I am new to PYMC and to Bayesian statistics in general. I am trying to figure out how to fit a model that I have been previously doing in two steps with a frequentest approach. I am working with media consumption data. I am trying to project total consumption 8 months out using data from the first 35 days. The media consumption data seems to largely follow an exponential decay pastern. By log transforming and fitting a line I can model the decay and extrapolate into the future. Looking at historical data this extrapolation is almost always an under estimation, but it correlates really well with the total consumption at 8 months. So I have fit a second linear model under log - log transform.
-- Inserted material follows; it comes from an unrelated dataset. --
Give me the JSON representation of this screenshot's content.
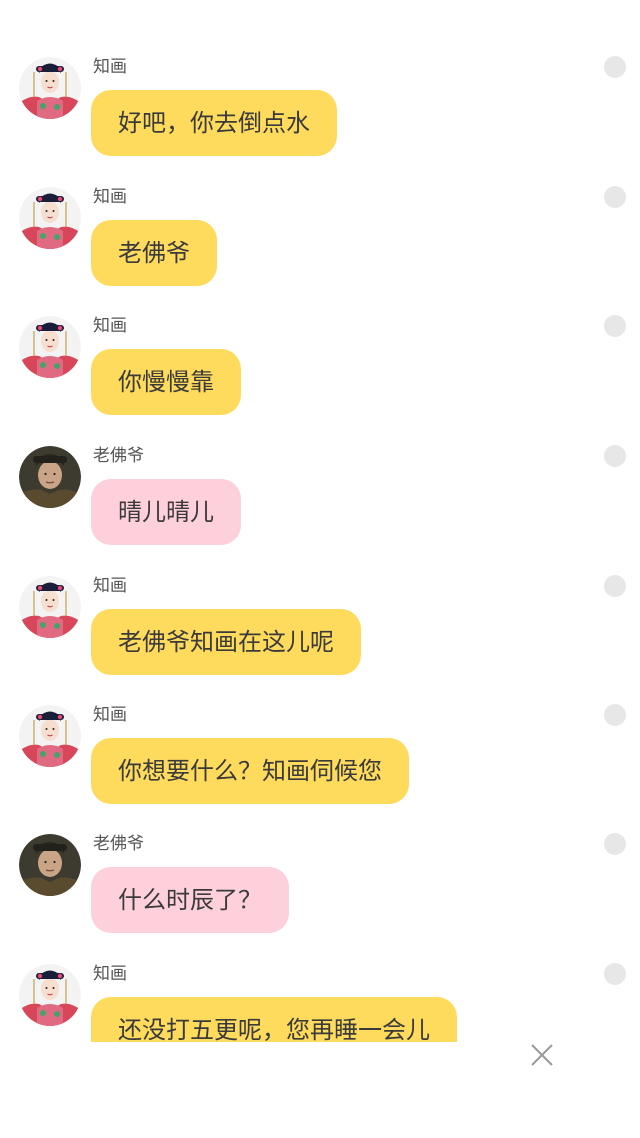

Model 1: log(daily consumption) = m1 * day + b1 #done individually for each video
Model 2: log(8 months total consumption) = m2 * log(extrapolated total consumption) + b2
One of the motivations for doing this is to answer the question, “How likely is video A to outperform video B at the end of 8 months given the data.” That is in my opinion squarely in the domain of Bayesian statistics. Because of this I am brushing up on my Bayesian statistics and tying to convert this method into a Bayesian model.
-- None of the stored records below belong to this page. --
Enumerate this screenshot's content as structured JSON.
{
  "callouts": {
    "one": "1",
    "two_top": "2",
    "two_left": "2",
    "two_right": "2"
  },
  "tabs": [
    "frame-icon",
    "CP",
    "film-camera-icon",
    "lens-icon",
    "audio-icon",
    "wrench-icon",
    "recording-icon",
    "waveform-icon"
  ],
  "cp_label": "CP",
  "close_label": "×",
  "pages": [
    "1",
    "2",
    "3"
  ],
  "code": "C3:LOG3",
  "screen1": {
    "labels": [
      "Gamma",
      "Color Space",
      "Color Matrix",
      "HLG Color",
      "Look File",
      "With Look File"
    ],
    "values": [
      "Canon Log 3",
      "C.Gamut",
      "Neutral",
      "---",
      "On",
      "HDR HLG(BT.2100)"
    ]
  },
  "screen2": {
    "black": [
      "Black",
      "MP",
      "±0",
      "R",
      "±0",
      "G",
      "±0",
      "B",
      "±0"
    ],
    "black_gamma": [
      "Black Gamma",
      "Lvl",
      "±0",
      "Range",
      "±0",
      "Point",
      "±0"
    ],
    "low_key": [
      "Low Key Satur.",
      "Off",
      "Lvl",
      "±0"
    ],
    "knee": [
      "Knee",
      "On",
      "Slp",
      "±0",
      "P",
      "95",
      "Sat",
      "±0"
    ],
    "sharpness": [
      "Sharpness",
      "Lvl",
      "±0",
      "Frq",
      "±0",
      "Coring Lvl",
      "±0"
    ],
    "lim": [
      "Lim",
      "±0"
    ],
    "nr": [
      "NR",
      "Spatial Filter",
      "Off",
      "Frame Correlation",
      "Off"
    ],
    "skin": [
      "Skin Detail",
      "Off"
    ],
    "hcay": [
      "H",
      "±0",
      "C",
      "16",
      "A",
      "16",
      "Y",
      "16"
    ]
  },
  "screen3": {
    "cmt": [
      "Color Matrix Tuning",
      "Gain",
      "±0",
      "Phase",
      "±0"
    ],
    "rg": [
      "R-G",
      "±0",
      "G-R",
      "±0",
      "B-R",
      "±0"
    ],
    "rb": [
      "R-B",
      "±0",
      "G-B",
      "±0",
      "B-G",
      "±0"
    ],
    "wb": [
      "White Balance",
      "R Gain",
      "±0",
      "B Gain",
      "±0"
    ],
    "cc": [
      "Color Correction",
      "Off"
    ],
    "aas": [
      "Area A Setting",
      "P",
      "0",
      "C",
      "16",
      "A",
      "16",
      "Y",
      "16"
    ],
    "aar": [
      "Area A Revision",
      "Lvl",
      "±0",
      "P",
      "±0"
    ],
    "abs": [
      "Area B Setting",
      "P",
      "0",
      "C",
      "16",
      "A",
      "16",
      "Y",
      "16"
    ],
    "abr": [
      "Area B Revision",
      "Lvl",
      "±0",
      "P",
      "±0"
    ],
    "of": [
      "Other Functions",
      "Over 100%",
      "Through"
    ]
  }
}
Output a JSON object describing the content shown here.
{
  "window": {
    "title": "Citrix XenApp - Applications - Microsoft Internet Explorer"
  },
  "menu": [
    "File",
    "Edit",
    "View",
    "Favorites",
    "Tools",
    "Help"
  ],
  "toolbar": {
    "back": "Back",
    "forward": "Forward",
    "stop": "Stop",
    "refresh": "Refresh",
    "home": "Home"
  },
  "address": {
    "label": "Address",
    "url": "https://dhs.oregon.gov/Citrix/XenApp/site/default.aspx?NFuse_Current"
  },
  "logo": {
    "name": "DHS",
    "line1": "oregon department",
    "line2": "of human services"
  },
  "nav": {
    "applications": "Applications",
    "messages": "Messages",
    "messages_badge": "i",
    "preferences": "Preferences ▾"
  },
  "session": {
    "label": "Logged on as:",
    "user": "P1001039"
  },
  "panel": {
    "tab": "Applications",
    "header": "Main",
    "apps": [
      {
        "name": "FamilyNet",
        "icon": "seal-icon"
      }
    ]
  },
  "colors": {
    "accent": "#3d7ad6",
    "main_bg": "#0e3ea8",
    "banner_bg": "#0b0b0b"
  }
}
Using bambi, I have been able to fit the equivalent (or better) of each of these models. The issue that I see is that I am loosing a lot of data when I move from Model 1 to Model 2. I can see many different approaches to the transition, but they all involve collapsing the posterior distribution of Model 1 into a single value. What I would like to do instead is to either fit one combined model or provide the transformed posteriors of Model 1 to inform Model 2.
I think fitting a combined model would be superior even if it is more computationally expensive. The challenge that I see is that there is a lot of gymnastics in between Model 1 and Model 2. First we are converting from a kind of a time series problem to an area under a curve problem. More importantly is that we transfer out and back into log space. Can NUTS handle something like that? How would I write a combined model? Is this where you would use pm.Deterministic?
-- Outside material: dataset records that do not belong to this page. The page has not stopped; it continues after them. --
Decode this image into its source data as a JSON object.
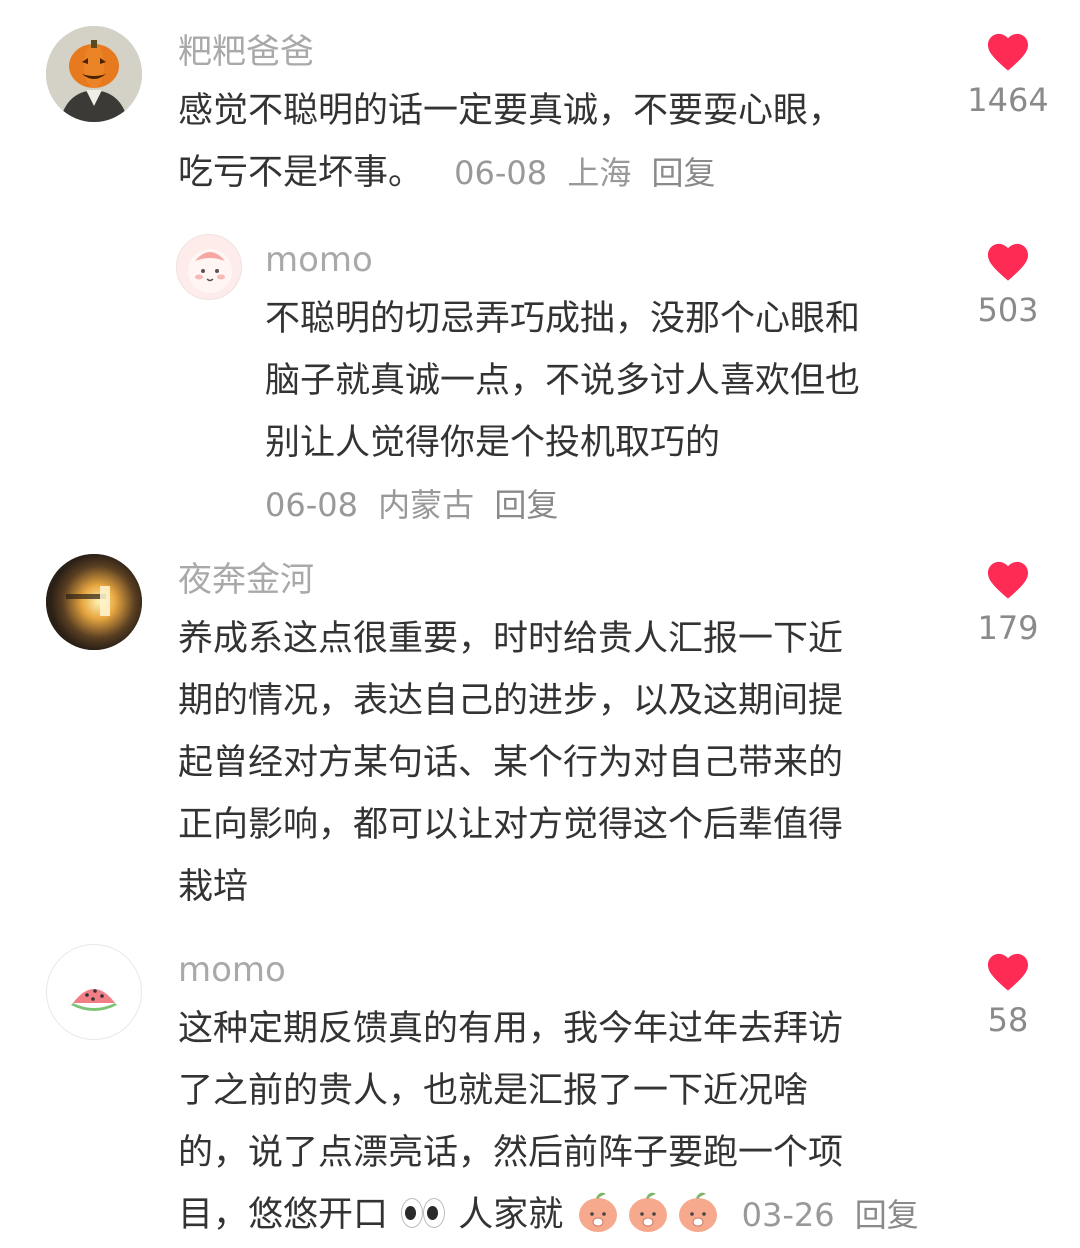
{
  "comments": [
    {
      "username": "粑粑爸爸",
      "text_lines": [
        "感觉不聪明的话一定要真诚，不要耍心眼，",
        "吃亏不是坏事。"
      ],
      "date": "06-08",
      "location": "上海",
      "reply_label": "回复",
      "likes": "1464",
      "avatar_icon": "pumpkin-head-avatar"
    },
    {
      "username": "momo",
      "text_lines": [
        "不聪明的切忌弄巧成拙，没那个心眼和",
        "脑子就真诚一点，不说多讨人喜欢但也",
        "别让人觉得你是个投机取巧的"
      ],
      "date": "06-08",
      "location": "内蒙古",
      "reply_label": "回复",
      "likes": "503",
      "avatar_icon": "pink-blob-avatar"
    },
    {
      "username": "夜奔金河",
      "text_lines": [
        "养成系这点很重要，时时给贵人汇报一下近",
        "期的情况，表达自己的进步，以及这期间提",
        "起曾经对方某句话、某个行为对自己带来的",
        "正向影响，都可以让对方觉得这个后辈值得",
        "栽培"
      ],
      "likes": "179",
      "avatar_icon": "lamp-photo-avatar"
    },
    {
      "username": "momo",
      "text_lines": [
        "这种定期反馈真的有用，我今年过年去拜访",
        "了之前的贵人，也就是汇报了一下近况啥",
        "的，说了点漂亮话，然后前阵子要跑一个项"
      ],
      "last_line": "目，悠悠开口",
      "last_line_2": "人家就",
      "date": "03-26",
      "reply_label": "回复",
      "likes": "58",
      "avatar_icon": "watermelon-avatar"
    }
  ],
  "colors": {
    "like_heart": "#fe2c55",
    "username": "#a9a9a9",
    "text": "#333333",
    "meta": "#999999"
  }
}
The other option is to transform the posteriors of Model 1 and provide them as a prior to Model 2. I have seen
where Kernel Density Estimation is used to construct a prior distribution. I think what I am trying to do is different. I don’t have prior knowledge of most of the parameters in the second model because I am not fitting the same model again. I only have a probability distribution around the independent variable. There is also this idea that each video has its own uncertainty around it. The daily consumption of some videos is better modeled by exponential decay then other videos. The effect of that is we have more confidence about the long term projection for some videos than others. I am not sure how we provide that information to the second model.
I can work on creating a script to generate fake data similar to my data if that would be helpful to the discussion.
Thanks in advance for the help. This forum has already answered a few of my questions, and given me a lot of food for thought.